L’uomo adorava la vita, ne comprendeva il significato dissodando un terreno, raccogliendo l’uva su filari impossibili, nella polvere della trebbiatura, nel fuoco di un camino acceso, nell’odore caldo della legna appena bruciata, nella certezza che oltre una grande famiglia unita c’era il nulla. Ne scandiva i tempi con una parola mai logora, invasiva, intrusiva, ma pacata e pudica, piena di solerti retrospettive e di ponderati pensieri. Incontrava fermenti nell’amabile disincanto di una natura presente in ogni fase della vita quotidiana. Ogni attimo era una conquista. Ne assaporava l’attesa, ne coglieva il sapore, ne valorizzava la forma, cercava di essere il più possibile coerente sulla base di valori passati al vaglio di famiglie vestite di nero, sobrie, incapaci di ridurre il tempo a uno scostumato oggetto di consumo.

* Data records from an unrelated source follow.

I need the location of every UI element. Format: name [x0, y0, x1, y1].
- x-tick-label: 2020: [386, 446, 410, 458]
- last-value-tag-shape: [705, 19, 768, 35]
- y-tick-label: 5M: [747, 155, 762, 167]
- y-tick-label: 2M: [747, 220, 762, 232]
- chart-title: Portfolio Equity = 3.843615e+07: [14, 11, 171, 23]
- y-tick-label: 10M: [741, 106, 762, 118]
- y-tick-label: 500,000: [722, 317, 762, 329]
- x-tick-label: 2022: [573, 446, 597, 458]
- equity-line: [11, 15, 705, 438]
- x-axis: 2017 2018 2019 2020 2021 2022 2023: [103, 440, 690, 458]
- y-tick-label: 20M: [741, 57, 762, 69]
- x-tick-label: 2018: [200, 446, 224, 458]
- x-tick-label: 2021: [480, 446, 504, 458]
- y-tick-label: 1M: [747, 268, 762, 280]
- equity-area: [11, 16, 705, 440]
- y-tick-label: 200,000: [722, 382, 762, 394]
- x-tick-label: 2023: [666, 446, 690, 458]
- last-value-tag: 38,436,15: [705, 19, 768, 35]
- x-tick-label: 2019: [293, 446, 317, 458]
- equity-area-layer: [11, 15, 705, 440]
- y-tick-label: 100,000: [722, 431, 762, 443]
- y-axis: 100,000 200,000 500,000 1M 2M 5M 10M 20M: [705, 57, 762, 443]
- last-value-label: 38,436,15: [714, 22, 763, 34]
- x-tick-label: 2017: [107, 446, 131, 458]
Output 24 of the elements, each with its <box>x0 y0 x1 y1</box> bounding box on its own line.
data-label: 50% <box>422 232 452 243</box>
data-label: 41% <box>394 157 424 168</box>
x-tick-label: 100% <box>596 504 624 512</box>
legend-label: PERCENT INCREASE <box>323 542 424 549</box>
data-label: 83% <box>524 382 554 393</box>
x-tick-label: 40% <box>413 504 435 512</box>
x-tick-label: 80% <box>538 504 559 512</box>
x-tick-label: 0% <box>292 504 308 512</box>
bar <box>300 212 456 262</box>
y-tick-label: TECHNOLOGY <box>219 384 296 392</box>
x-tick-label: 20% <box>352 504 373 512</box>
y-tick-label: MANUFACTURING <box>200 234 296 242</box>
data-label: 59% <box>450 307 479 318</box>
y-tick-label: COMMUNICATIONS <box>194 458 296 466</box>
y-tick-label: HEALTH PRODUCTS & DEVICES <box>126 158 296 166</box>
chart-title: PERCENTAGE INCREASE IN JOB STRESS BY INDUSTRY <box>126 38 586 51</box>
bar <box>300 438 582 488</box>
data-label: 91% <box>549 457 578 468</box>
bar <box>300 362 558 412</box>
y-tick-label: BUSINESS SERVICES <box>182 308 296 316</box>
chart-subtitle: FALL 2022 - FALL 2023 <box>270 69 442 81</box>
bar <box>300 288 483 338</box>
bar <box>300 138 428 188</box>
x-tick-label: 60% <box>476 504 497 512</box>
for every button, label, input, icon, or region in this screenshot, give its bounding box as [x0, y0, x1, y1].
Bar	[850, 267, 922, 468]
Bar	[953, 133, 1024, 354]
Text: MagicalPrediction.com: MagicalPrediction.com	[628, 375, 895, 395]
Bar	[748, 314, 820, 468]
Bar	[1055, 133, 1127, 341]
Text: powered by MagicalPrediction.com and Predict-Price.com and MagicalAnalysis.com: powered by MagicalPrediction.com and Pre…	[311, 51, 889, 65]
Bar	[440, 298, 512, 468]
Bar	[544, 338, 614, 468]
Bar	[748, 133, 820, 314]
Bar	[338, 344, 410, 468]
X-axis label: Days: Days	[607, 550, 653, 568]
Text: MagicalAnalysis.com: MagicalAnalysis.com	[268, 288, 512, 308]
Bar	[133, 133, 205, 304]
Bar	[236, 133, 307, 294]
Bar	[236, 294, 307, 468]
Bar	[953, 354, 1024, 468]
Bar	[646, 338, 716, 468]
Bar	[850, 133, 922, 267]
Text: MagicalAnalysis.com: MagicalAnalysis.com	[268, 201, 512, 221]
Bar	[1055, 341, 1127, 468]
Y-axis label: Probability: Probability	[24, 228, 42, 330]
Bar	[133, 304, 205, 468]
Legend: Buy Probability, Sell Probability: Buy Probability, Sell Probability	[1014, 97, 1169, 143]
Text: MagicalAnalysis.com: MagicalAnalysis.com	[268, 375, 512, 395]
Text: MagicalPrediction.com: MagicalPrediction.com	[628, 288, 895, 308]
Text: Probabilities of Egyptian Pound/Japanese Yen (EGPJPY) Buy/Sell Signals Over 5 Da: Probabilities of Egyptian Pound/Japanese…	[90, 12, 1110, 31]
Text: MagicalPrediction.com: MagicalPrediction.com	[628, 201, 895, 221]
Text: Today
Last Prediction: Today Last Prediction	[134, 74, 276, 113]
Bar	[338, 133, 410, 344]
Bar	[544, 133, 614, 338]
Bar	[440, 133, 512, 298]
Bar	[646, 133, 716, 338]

Della vecchia civiltà contadina rimangono in molti casi l’orgoglio e la fierezza, l’idea che due genitori bastassero a sostenere le tempeste del mondo e che il dovere fosse l’unica strada naturale per arrivare alla coscienza di un diritto, mai privato della sua coscienza sociale, passibile sempre di reiterazioni e cambiamenti, ma soggetto alle regole di una vita comunitaria forte e ben realizzata.
Oggi il progresso divampa in ogni angolo del mondo, le disponibilità economiche divorano le ansie e le attese, si vive spesso in funzione di un quanto o di un chi sei, di quale carica hai, di quale foto immortali pienamente la tua identità. La vita è un rigurgito costante di velleità palesi e nascoste, un’interminabile corsa all’autodeterminazione, ma forse mancano la pazienza e la pacatezza, l’idea che occorra fare e lavorare bene per realizzare una comunità credibile.
Il fuoco della passione ludica contrasta spesso con quello di un professionismo esagerato, alla vocazione umana dell’io si oppongono varie forme di concorrenza sleale, in molti casi l’uomo ha perso il senso della misura, il suo bisogno di umanità e si abbandona a squilibrate forme di arroganza che consumano la storia, relegandola, in qualche caso, al ruolo di paradosso esistenziale.
Tra passato e presente esiste una contemporaneità, che va ricercata forse in una condizione in cui la coscienza abbia ancora una parte importante, quella che armonizza, che fa scaturire il fermento poetico dell’esistenza.